Britain’s hospitality industry bosses say proposals to make employers pay National Insurance on contributions to staff pensions are a terrible idea – and warn they cannot take any more.
UK Hospitality, which speaks for pubs, hotels, restaurants, and the leisure industry, say the move will become a “jobs tax” by putting up the cost of hiring and say more rising costs are the last thing they need.
The organisation said the industry is already struggling from increases in costs, particularly due to rises in the living wage, plus high energy bills.
The idea of making employers pay NI on staff pension contributions has triggered a political row, with some accusing Labour of busting a manifesto commitment not to raise NI.

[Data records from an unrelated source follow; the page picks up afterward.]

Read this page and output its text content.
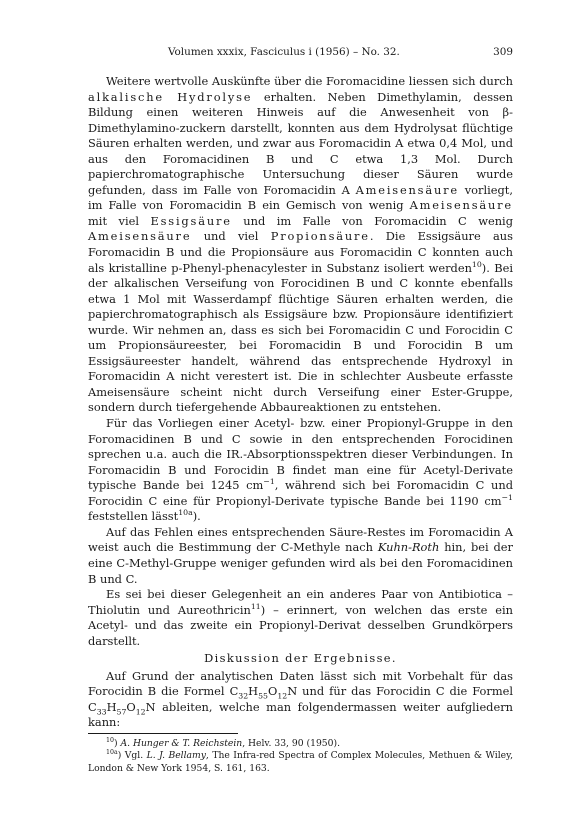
Volumen xxxix, Fasciculus i (1956) – No. 32.	309

Weitere wertvolle Auskünfte über die Foromacidine liessen sich durch alkalische Hydrolyse erhalten. Neben Dimethylamin, dessen Bildung einen weiteren Hinweis auf die Anwesenheit von β-Dimethylamino-zuckern darstellt, konnten aus dem Hydrolysat flüchtige Säuren erhalten werden, und zwar aus Foromacidin A etwa 0,4 Mol, und aus den Foromacidinen B und C etwa 1,3 Mol. Durch papierchromatographische Untersuchung dieser Säuren wurde gefunden, dass im Falle von Foromacidin A Ameisensäure vorliegt, im Falle von Foromacidin B ein Gemisch von wenig Ameisensäure mit viel Essigsäure und im Falle von Foromacidin C wenig Ameisensäure und viel Propionsäure. Die Essigsäure aus Foromacidin B und die Propionsäure aus Foromacidin C konnten auch als kristalline p-Phenyl-phenacylester in Substanz isoliert werden$^{10}$). Bei der alkalischen Verseifung von Forocidinen B und C konnte ebenfalls etwa 1 Mol mit Wasserdampf flüchtige Säuren erhalten werden, die papierchromatographisch als Essigsäure bzw. Propionsäure identifiziert wurde. Wir nehmen an, dass es sich bei Foromacidin C und Forocidin C um Propionsäureester, bei Foromacidin B und Forocidin B um Essigsäureester handelt, während das entsprechende Hydroxyl in Foromacidin A nicht verestert ist. Die in schlechter Ausbeute erfasste Ameisensäure scheint nicht durch Verseifung einer Ester-Gruppe, sondern durch tiefergehende Abbaureaktionen zu entstehen.

Für das Vorliegen einer Acetyl- bzw. einer Propionyl-Gruppe in den Foromacidinen B und C sowie in den entsprechenden Forocidinen sprechen u.a. auch die IR.-Absorptionsspektren dieser Verbindungen. In Foromacidin B und Forocidin B findet man eine für Acetyl-Derivate typische Bande bei 1245 $cm^{-1}$, während sich bei Foromacidin C und Forocidin C eine für Propionyl-Derivate typische Bande bei 1190 $cm^{-1}$ feststellen lässt$^{10a}$).

Auf das Fehlen eines entsprechenden Säure-Restes im Foromacidin A weist auch die Bestimmung der C-Methyle nach Kuhn-Roth hin, bei der eine C-Methyl-Gruppe weniger gefunden wird als bei den Foromacidinen B und C.

Es sei bei dieser Gelegenheit an ein anderes Paar von Antibiotica – Thiolutin und Aureothricin$^{11}$) – erinnert, von welchen das erste ein Acetyl- und das zweite ein Propionyl-Derivat desselben Grundkörpers darstellt.

Diskussion der Ergebnisse.

Auf Grund der analytischen Daten lässt sich mit Vorbehalt für das Forocidin B die Formel $C_{32}H_{55}O_{12}N$ und für das Forocidin C die Formel $C_{33}H_{57}O_{12}N$ ableiten, welche man folgendermassen weiter aufgliedern kann:

$^{10}$) A. Hunger & T. Reichstein, Helv. 33, 90 (1950).

$^{10a}$) Vgl. L. J. Bellamy, The Infra-red Spectra of Complex Molecules, Methuen & Wiley, London & New York 1954, S. 161, 163.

However, Sir Keir Starmer and other cabinet ministers have made clear in recent days that this pledge was limited to NI paid by employees and therefore raising NI charges imposed on employers would not breach the manifesto.
It emerged today that the government is now looking at finding £40 billion through a mix of tax rises, cuts and charges to its fiscal rules to protect public services and fund improvements to infrastructure, including the NHS, schools and transport.
Just last month the respected Institute for Fiscal Studies reported that making employers pay NI on staff pension contributions was a “sensible” option and would raise a gross figure of £17 billion.
However, there will be a negative fall-out for workers amid claims employers will try to recoup the cost by cutting future pay rises or reducing the number of people they hire, which could hit the nation’s economic growth.
UK Hospitality said there are 95,000 vacancies in hospitality, which reinforces the need for measures to support employment and job creation rather than anything that will make recruiting staff more expensive.
Its chief executive, Kate Nicholls, said: “Labour market data released today shows that vacancies in hospitality remain stubbornly high. What this clearly demonstrates is the need for Government to incentivise sectors like hospitality to create jobs and support employment.
“The rumoured increase to employer National Insurance Contributions would do the opposite – a tax on jobs.”
She added: “An increase would particularly hammer sectors like hospitality, where staffing costs are the biggest business expense.
“Hospitality businesses are much less able to stomach yet another cost increase, when they’re already managing increases in other areas like wages, food, drink and energy. But it is hospitality that is most likely to support people from economic inactivity back into the workforce.
“If the Government is to achieve its plan for growth and getting more people into work, it should use the Budget to incentivise that. It should be looking to support job creation, as well as reducing the cost burden for businesses.
“For hospitality, that means no increases to employer National Insurance Contributions and action to avoid a billion-pound tax bill for venues when business rates relief is set to end in April.”